Remember when the guys over at the All-In podcast talked with Uber founder Travis Kalanick about “vibe physics“? Kalanick told viewers that he was on the verge of discovering new kinds of science by pushing his AI chatbots into previously undiscovered territory.
It was ridiculous, of course, since that’s not how an AI chatbot or science works. And Kalanick’s ideas got ridiculed to no end by folks on social media. But the gentlemen of All-In now seem to be distancing themselves from Kalanick’s ideas, even suggesting it could be related to the rise of “AI psychosis,” despite the fact that they were more than happy to entertain the Uber founder’s rambling nonsense when he was on the show.
Kalanick appeared as a guest on the July 11 episode of All-In, explaining very earnestly how he was on the cusp of discovering exciting new things about quantum physics, previously unknown to science.
“I’ll go down this thread with [Chat]GPT or Grok and I’ll start to get to the edge of what’s known in quantum physics and then I’m doing the equivalent of vibe coding, except it’s vibe physics,” Kalanick explained. “And we’re approaching what’s known. And I’m trying to poke and see if there’s breakthroughs to be had. And I’ve gotten pretty damn close to some interesting breakthroughs just doing that.”
The reality is that AI chatbots like Grok and ChatGPT are not capable of delivering new discoveries in quantum physics because that’s beyond their capabilities. They spit out sentences by remixing and rehashing their training data, not by testing hypotheses. But All-In co-host Chamath Palihapitiya thought Kalanick was on to something, taking it a step further by insisting that AI chatbots could just figure out the answer to any problem you posed.
“When these models are fully divorced from having to learn on the known world and instead can just learn synthetically, then everything gets flipped upside down to what is the best hypothesis you have or what is the best question? You could just give it some problem and it would just figure it out,” said Palihapitiya.
This kind of insistence that AI chatbots can solve any problem is central to their marketing, but it also sets up users for failure. Tools like Grok and ChatGPT still struggle with basic tasks like counting the number of U.S. state names that contain the letter R because that’s not what large language models are good at. But that hasn’t stopped folks like OpenAI CEO Sam Altman from making grandiose promises.
Co-host Jason Calacanis was the only one to suggest that perhaps Kalanick was misunderstanding his own experience during the July 11 episode.

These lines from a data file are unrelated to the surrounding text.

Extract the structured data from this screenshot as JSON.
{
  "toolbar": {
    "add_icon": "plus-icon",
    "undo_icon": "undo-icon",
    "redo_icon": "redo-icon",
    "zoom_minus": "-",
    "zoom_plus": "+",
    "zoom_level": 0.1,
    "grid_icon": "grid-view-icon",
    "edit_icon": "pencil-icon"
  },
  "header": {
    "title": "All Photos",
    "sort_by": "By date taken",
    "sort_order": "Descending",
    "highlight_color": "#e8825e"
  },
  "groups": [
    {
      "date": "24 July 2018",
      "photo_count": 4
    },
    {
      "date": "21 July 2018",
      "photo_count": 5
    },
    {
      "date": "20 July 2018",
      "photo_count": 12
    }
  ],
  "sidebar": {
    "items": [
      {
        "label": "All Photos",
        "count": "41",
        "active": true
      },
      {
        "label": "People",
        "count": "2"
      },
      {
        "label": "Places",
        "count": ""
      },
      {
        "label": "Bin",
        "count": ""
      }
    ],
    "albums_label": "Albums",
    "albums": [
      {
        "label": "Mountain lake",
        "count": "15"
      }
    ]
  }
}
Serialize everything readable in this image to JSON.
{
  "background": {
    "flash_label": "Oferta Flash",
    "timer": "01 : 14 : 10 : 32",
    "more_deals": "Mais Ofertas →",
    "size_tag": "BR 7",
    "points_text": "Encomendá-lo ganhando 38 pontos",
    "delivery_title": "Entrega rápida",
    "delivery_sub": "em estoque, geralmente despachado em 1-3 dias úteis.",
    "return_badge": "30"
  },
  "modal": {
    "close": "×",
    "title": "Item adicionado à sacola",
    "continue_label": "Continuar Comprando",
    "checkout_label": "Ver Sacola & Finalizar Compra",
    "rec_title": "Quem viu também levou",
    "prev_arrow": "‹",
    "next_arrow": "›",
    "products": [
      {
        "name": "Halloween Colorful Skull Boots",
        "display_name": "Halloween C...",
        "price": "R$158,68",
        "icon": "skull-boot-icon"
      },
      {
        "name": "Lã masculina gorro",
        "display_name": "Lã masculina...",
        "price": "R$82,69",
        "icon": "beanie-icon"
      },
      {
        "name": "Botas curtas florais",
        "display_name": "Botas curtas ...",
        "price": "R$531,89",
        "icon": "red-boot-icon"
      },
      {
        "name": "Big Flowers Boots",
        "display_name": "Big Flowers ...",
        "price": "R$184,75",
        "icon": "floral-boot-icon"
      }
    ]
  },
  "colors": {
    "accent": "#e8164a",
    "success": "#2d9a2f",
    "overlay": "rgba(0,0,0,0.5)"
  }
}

Calacanis asked Kalanick if he was “kind of reading into it and it’s just trying random stuff at the margins.” The Uber founder acknowledged that it can’t really come up with a new idea, but said it was only because “these things are so wedded to what is known.” Kalanick compared it to pulling a stubborn donkey, suggesting it was indeed capable of new discoveries if you just worked hard enough at it.
You’d expect that to be the last word on the topic, given the fact that the All-In guys like to avoid controversy. They infamously failed to produce an episode of the podcast the week that Elon Musk and President Trump had their blowout. (The podcast hosts are all friends with Musk, and co-host David Sacks is Trump’s crypto czar.) So listeners of the new episode may have been a bit surprised to hear Kalanick’s weird ideas discussed again, especially if it was to poke fun at him.
The latest episode of All-In, uploaded on Aug. 15, opened with a discussion of so-called “AI psychosis,” a term that hasn’t been defined in medical literature but has emerged in popular media to discuss how people who are struggling with their mental health might see their symptoms exacerbated by engaging too much with AI. Gizmodo reported last week about complaints filed with the FTC about users experiencing hallucinations, egged on by ChatGPT. One complaint even told of how one user stopped taking his medication because ChatGPT told him not to at the same time as he was experiencing a delusional breakdown.